Abelian and Non-Abelian Quantum Geometric Tensor

TL;DR

This paper introduces a generalized quantum geometric tensor that unifies the description of topological and symmetry-breaking quantum phase transitions through local geometric measures, enhancing understanding of ground-state changes.

Contribution

It defines a new quantum geometric tensor incorporating non-Abelian Riemannian metric and Berry curvature to analyze phase transitions in many-body systems.

Findings

Identifies singular behavior of the tensor at phase transitions

Links symmetry-breaking and topological transitions to geometric singularities

Provides a geometric framework for understanding quantum criticality

Abstract

We propose a generalized quantum geometric tenor to understand topological quantum phase transitions, which can be defined on the parameter space with the adiabatic evolution of a quantum many-body system.
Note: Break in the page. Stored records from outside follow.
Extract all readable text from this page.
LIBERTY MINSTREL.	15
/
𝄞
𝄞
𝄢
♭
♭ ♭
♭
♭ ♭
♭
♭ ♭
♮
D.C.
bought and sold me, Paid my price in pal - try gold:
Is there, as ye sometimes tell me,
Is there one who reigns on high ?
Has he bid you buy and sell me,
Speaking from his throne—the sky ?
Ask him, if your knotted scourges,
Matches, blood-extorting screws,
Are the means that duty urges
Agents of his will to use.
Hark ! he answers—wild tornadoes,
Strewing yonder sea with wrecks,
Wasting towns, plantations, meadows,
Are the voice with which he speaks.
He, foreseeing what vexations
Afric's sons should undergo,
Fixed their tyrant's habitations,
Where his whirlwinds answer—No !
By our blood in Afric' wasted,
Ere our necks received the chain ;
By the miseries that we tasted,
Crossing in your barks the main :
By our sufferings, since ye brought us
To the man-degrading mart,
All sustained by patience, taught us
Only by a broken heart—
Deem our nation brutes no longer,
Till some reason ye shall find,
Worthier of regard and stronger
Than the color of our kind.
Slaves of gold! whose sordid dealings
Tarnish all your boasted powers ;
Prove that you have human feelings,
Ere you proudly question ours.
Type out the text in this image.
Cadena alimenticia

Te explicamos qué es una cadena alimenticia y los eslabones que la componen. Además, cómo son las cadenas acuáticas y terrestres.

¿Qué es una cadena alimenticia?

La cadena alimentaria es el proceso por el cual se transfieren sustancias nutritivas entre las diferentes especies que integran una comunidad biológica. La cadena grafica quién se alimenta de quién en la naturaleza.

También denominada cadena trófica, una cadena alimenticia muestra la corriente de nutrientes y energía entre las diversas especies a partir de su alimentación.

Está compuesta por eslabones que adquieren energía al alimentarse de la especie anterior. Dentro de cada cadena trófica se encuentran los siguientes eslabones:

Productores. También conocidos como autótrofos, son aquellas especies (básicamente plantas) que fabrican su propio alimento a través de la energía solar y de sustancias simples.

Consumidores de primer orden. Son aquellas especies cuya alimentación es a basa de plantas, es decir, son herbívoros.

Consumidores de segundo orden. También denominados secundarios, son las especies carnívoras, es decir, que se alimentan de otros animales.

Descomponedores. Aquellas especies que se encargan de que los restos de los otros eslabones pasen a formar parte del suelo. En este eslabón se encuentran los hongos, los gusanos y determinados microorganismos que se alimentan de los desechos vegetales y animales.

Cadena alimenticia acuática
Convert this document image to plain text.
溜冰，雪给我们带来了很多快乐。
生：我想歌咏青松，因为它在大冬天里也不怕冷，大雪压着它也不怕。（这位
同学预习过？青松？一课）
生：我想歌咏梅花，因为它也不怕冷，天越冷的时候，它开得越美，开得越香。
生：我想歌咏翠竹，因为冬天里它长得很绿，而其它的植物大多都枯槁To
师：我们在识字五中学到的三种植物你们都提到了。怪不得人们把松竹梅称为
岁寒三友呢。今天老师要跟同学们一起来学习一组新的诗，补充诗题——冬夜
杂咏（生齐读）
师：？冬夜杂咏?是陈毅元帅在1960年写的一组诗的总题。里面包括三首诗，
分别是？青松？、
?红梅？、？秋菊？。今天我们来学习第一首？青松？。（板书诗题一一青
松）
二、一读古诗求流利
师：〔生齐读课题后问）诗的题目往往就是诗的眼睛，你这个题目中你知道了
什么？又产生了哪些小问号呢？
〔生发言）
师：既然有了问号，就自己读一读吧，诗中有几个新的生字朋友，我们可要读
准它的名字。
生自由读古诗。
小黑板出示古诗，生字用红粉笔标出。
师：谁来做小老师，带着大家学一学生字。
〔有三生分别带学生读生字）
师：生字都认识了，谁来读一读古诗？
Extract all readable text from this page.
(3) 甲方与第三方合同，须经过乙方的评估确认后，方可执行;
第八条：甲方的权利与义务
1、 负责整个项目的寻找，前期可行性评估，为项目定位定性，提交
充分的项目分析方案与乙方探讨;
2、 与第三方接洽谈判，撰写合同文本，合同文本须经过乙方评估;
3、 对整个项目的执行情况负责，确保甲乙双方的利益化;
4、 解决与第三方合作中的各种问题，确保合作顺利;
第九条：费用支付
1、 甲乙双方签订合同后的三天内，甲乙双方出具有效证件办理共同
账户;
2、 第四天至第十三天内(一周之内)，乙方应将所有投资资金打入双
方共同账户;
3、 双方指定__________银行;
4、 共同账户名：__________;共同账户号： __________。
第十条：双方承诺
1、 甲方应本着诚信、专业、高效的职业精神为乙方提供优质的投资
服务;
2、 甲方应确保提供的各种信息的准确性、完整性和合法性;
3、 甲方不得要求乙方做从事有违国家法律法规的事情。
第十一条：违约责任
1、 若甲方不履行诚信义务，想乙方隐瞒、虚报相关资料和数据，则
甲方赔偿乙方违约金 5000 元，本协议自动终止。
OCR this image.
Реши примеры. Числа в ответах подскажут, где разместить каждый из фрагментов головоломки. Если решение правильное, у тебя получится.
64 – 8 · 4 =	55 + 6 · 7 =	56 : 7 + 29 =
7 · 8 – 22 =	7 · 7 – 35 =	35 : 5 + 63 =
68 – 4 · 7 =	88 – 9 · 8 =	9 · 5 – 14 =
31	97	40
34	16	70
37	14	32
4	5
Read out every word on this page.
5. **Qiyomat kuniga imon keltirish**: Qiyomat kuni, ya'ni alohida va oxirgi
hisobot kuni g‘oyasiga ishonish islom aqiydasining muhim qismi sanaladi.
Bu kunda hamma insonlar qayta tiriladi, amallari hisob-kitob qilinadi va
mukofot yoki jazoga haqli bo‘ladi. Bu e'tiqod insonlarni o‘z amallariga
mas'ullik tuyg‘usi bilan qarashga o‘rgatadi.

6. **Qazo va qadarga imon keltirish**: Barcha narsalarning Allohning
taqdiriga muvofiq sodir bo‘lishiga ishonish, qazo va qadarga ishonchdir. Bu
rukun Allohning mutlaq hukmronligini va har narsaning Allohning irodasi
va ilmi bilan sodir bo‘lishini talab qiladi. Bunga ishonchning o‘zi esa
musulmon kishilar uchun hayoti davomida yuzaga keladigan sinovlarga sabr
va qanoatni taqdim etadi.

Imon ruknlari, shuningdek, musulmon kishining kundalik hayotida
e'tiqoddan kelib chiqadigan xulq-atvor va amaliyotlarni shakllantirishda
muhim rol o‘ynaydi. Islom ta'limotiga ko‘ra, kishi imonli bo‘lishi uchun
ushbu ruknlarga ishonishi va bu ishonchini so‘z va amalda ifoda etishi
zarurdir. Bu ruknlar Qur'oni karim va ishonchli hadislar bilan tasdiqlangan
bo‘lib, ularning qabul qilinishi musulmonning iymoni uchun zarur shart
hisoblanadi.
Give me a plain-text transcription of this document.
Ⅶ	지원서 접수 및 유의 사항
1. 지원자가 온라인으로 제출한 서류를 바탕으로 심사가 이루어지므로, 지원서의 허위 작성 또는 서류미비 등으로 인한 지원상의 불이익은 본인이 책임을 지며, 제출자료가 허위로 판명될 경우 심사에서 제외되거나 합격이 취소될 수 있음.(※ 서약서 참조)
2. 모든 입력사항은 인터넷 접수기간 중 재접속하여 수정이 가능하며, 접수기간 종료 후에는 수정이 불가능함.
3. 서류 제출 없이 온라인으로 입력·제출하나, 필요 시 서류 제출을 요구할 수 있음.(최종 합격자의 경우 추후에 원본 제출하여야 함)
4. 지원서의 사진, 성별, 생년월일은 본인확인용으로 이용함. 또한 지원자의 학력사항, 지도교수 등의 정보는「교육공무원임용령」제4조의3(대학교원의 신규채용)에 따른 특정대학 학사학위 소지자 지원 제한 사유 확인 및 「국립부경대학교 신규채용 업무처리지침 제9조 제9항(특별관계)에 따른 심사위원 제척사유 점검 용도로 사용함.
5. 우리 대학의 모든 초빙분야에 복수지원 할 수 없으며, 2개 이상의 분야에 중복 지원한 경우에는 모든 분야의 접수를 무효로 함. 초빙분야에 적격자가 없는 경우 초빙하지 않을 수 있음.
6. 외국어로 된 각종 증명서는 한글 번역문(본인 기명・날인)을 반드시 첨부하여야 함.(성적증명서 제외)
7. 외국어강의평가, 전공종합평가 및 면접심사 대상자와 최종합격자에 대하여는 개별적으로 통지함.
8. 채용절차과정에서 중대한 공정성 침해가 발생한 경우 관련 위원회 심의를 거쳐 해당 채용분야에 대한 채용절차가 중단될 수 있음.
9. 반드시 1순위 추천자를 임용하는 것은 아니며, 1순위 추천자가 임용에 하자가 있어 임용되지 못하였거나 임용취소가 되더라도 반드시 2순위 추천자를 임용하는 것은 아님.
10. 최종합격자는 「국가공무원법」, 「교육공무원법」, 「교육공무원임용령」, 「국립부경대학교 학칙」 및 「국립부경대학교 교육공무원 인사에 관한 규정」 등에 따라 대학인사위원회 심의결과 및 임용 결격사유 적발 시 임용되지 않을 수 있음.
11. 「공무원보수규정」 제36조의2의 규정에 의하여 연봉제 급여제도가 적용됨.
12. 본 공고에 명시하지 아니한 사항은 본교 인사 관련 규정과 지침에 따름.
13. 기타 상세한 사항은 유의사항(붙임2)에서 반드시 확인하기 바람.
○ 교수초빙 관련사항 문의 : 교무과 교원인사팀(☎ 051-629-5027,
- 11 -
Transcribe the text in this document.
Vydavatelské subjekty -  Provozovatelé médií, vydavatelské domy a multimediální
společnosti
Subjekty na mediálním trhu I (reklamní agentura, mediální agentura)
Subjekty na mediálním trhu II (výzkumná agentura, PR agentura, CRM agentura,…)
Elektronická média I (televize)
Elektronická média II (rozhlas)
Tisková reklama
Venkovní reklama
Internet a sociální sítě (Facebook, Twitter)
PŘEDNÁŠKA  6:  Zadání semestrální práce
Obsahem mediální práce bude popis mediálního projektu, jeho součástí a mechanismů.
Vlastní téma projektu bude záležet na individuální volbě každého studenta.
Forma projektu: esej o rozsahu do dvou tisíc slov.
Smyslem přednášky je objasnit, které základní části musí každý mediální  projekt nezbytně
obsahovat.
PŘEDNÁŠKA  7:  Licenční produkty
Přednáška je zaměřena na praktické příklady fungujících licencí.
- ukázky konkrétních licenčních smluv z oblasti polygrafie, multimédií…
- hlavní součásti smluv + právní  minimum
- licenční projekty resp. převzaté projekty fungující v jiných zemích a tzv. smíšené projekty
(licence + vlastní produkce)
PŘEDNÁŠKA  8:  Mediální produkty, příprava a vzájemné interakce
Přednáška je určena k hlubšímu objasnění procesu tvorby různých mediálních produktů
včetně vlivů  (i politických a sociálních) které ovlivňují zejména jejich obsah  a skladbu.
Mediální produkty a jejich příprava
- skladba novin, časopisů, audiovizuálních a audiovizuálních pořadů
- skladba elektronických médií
The generalized quantum geometric tenor contains two different local measurements, the non-Abelian Riemannian metric and the non-Abelian Berry curvature, which are recognized as two natural geometric characterizations for the change of the ground-state properties when the parameter of the Hamiltonian varies. Our results show the symmetry-breaking and topological quantum phase transitions can be understood as the singular behavior of the local and topological properties of the quantum geometric tenor in the thermodynamic limit.